Morrisons has placed up to 200 head office jobs at risk as Britain’s fifth-largest supermarket leans harder on artificial intelligence and automation to rein in costs and shore up a balance sheet still groaning under private equity debt.
The Bradford-based grocer confirmed to staff on Monday that a fresh round of restructuring would hit roughly 8 per cent of the workforce at its Hilmore House headquarters, with the cuts spread across every department.
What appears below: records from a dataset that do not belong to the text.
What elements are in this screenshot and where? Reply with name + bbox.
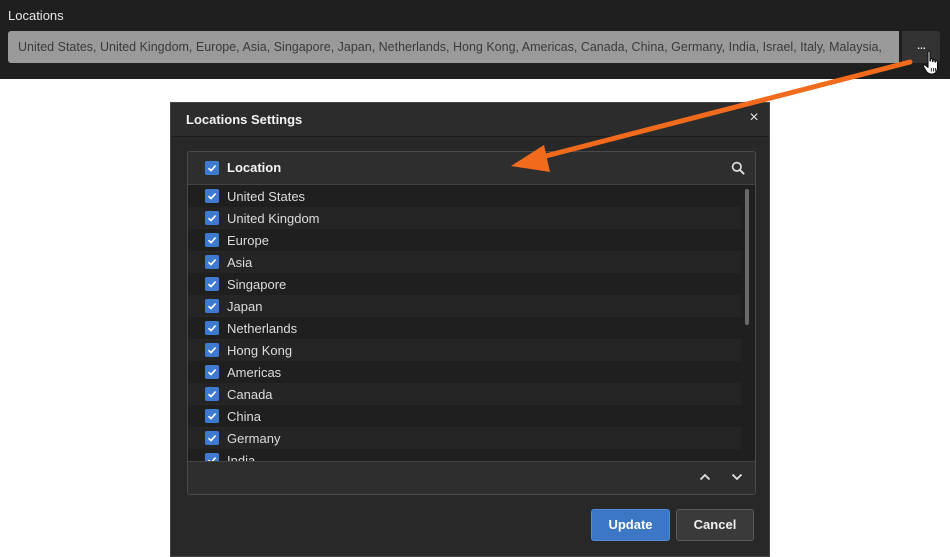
item-checkbox[interactable] bbox=[205, 387, 219, 401]
cancel-button[interactable]: Cancel bbox=[676, 509, 754, 541]
check-icon bbox=[207, 413, 217, 420]
column-header-location[interactable]: Location bbox=[227, 160, 281, 175]
check-icon bbox=[207, 303, 217, 310]
item-label: Canada bbox=[227, 387, 273, 402]
check-icon bbox=[207, 237, 217, 244]
item-label: United States bbox=[227, 189, 306, 204]
check-icon bbox=[207, 369, 217, 376]
item-checkbox[interactable] bbox=[205, 409, 219, 423]
list-item[interactable]: Americas bbox=[188, 361, 741, 383]
item-label: Europe bbox=[227, 233, 269, 248]
locations-panel: Locations United States, United Kingdom,… bbox=[0, 0, 950, 79]
item-checkbox[interactable] bbox=[205, 211, 219, 225]
item-checkbox[interactable] bbox=[205, 189, 219, 203]
check-icon bbox=[207, 281, 217, 288]
check-icon bbox=[207, 347, 217, 354]
locations-settings-dialog: Locations Settings × Location United Sta… bbox=[170, 102, 770, 557]
chevron-down-icon[interactable] bbox=[731, 472, 743, 482]
list-item[interactable]: Europe bbox=[188, 229, 741, 251]
grid-footer bbox=[188, 461, 755, 494]
dialog-title: Locations Settings bbox=[186, 112, 303, 127]
location-list-grid: Location United States United Kingdom Eu… bbox=[187, 151, 756, 495]
check-icon bbox=[207, 435, 217, 442]
update-button[interactable]: Update bbox=[591, 509, 670, 541]
list-scrollbar[interactable] bbox=[745, 189, 749, 325]
list-item[interactable]: United States bbox=[188, 185, 741, 207]
list-item[interactable]: Asia bbox=[188, 251, 741, 273]
list-item[interactable]: Singapore bbox=[188, 273, 741, 295]
chevron-up-icon[interactable] bbox=[699, 472, 711, 482]
close-icon[interactable]: × bbox=[746, 109, 762, 127]
check-icon bbox=[207, 193, 217, 200]
item-label: Singapore bbox=[227, 277, 287, 292]
list-item[interactable]: India bbox=[188, 449, 741, 461]
check-icon bbox=[207, 259, 217, 266]
item-checkbox[interactable] bbox=[205, 343, 219, 357]
check-icon bbox=[207, 325, 217, 332]
dialog-header: Locations Settings × bbox=[171, 103, 769, 137]
item-label: Americas bbox=[227, 365, 282, 380]
select-all-checkbox[interactable] bbox=[205, 161, 219, 175]
list-item[interactable]: United Kingdom bbox=[188, 207, 741, 229]
item-checkbox[interactable] bbox=[205, 233, 219, 247]
hand-cursor-icon bbox=[922, 50, 939, 75]
item-checkbox[interactable] bbox=[205, 365, 219, 379]
check-icon bbox=[207, 391, 217, 398]
item-label: Hong Kong bbox=[227, 343, 293, 358]
check-icon bbox=[207, 215, 217, 222]
item-checkbox[interactable] bbox=[205, 431, 219, 445]
list-item[interactable]: Japan bbox=[188, 295, 741, 317]
locations-label: Locations bbox=[8, 8, 64, 23]
list-item[interactable]: Netherlands bbox=[188, 317, 741, 339]
item-checkbox[interactable] bbox=[205, 255, 219, 269]
location-rows: United States United Kingdom Europe Asia… bbox=[188, 185, 741, 461]
list-item[interactable]: Hong Kong bbox=[188, 339, 741, 361]
item-label: India bbox=[227, 453, 256, 461]
item-label: Netherlands bbox=[227, 321, 298, 336]
item-checkbox[interactable] bbox=[205, 277, 219, 291]
item-checkbox[interactable] bbox=[205, 453, 219, 461]
item-label: China bbox=[227, 409, 261, 424]
list-item[interactable]: China bbox=[188, 405, 741, 427]
item-label: Germany bbox=[227, 431, 281, 446]
item-checkbox[interactable] bbox=[205, 299, 219, 313]
list-item[interactable]: Canada bbox=[188, 383, 741, 405]
check-icon bbox=[207, 165, 217, 172]
item-label: Asia bbox=[227, 255, 253, 270]
item-label: United Kingdom bbox=[227, 211, 320, 226]
item-label: Japan bbox=[227, 299, 263, 314]
locations-value-field[interactable]: United States, United Kingdom, Europe, A… bbox=[8, 31, 899, 63]
grid-header: Location bbox=[188, 152, 755, 185]
search-icon[interactable] bbox=[731, 161, 745, 175]
item-checkbox[interactable] bbox=[205, 321, 219, 335]
list-item[interactable]: Germany bbox=[188, 427, 741, 449]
It is the latest and arguably most pointed intervention yet in a wider efficiency drive that has been running since last year.
A company spokesman said the proposals were part of a longer-term plan to streamline processes, automate manual tasks and “capitalise on the potential of data and artificial intelligence to improve performance”. In plain English, fewer humans in head office, more algorithms doing the heavy lifting.
The news, first reported by trade title Better Retailing, lands less than a month after Morrisons confirmed it would make its entire convenience buying and operations teams redundant and relocate its general merchandise staff to a new office more than an hour’s drive away, a move that affected around 100 employees.
For Morrisons, an SME-built business that grew out of a Bradford market stall to become a national multiple of roughly 500 supermarkets and a clutch of convenience stores, the squeeze is familiar territory. The chain has struggled since Clayton Dubilier & Rice, the American private equity group, took it private in 2021 in a transaction that piled £6.6 billion of debt onto its balance sheet.